Well, Ben, it only took fifteen months, but I finally listened to you. So, my dearest readers, I’m not sure what I’ll put on there (links back to here! Links to Slate, which I also link to here! EXCLUSIVE original content that’s awesome!), but I hope you might consider “liking” me (and then unfollowing/hiding, like I do with all of my friends’ pet things — JUST KIDDING FRIENDS I LOVE YOU!).
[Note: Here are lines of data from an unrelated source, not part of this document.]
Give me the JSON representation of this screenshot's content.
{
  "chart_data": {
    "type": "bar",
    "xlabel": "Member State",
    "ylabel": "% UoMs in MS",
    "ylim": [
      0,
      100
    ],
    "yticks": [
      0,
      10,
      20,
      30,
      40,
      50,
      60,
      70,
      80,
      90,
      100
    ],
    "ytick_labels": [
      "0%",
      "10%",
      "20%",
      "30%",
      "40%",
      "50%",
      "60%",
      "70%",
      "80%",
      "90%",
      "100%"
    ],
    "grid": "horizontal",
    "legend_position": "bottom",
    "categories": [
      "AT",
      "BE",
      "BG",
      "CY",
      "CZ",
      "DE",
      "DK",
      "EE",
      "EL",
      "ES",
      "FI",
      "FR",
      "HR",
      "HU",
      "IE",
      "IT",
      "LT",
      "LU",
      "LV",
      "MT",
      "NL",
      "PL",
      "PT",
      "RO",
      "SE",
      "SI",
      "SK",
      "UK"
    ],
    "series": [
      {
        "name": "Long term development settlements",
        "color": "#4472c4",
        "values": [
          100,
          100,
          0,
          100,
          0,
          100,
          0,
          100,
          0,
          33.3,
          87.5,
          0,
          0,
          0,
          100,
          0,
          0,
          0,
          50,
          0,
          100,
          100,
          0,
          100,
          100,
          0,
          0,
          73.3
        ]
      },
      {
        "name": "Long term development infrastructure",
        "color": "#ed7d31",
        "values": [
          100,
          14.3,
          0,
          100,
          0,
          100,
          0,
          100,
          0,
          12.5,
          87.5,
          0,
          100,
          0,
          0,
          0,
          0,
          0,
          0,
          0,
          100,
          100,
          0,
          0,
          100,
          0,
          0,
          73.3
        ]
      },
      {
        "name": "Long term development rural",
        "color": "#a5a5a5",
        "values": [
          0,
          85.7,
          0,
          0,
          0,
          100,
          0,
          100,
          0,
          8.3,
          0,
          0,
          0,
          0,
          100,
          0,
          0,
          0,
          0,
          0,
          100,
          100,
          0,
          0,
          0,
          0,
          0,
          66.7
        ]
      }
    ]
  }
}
As some of you know, a few months ago my habit of accepting friend requests from strangers on my personal account caught up with me, and I found out the hard way that a lot of my “friends” had Friended me just to have an all-access pass to Mean Town. I was getting 5, sometimes 10 reqs from strangers a day (especially when a viral article came out), and it got to the point that my entire FB feed was strangers, and I was like, you know what? I miss my high-school friends’ baby pics and inspirational quote-photos. Bring those back. It took getting quasi-stalked by an irate Slovene Zizek superfan to get me to change my Facebook name to a nickname, and instate a policy of not accepting Friend requests from anyone I don’t actually know. Plus, I’m pretty sure my high school crush is sick of getting bombarded by links to my own work. So — now, if you want to be bombarded by links to my own work, you can “like” my Official Author Persona Page Thingy. My FB friends are now solely my actual friends, and will be henceforth duly spared from a single link about academic bullshit and me-bullshit ever again.

Yet another splintering of my personalities — sort of like Horcruxes, but for nice people.

In conclusion: please like me. I like you! The end.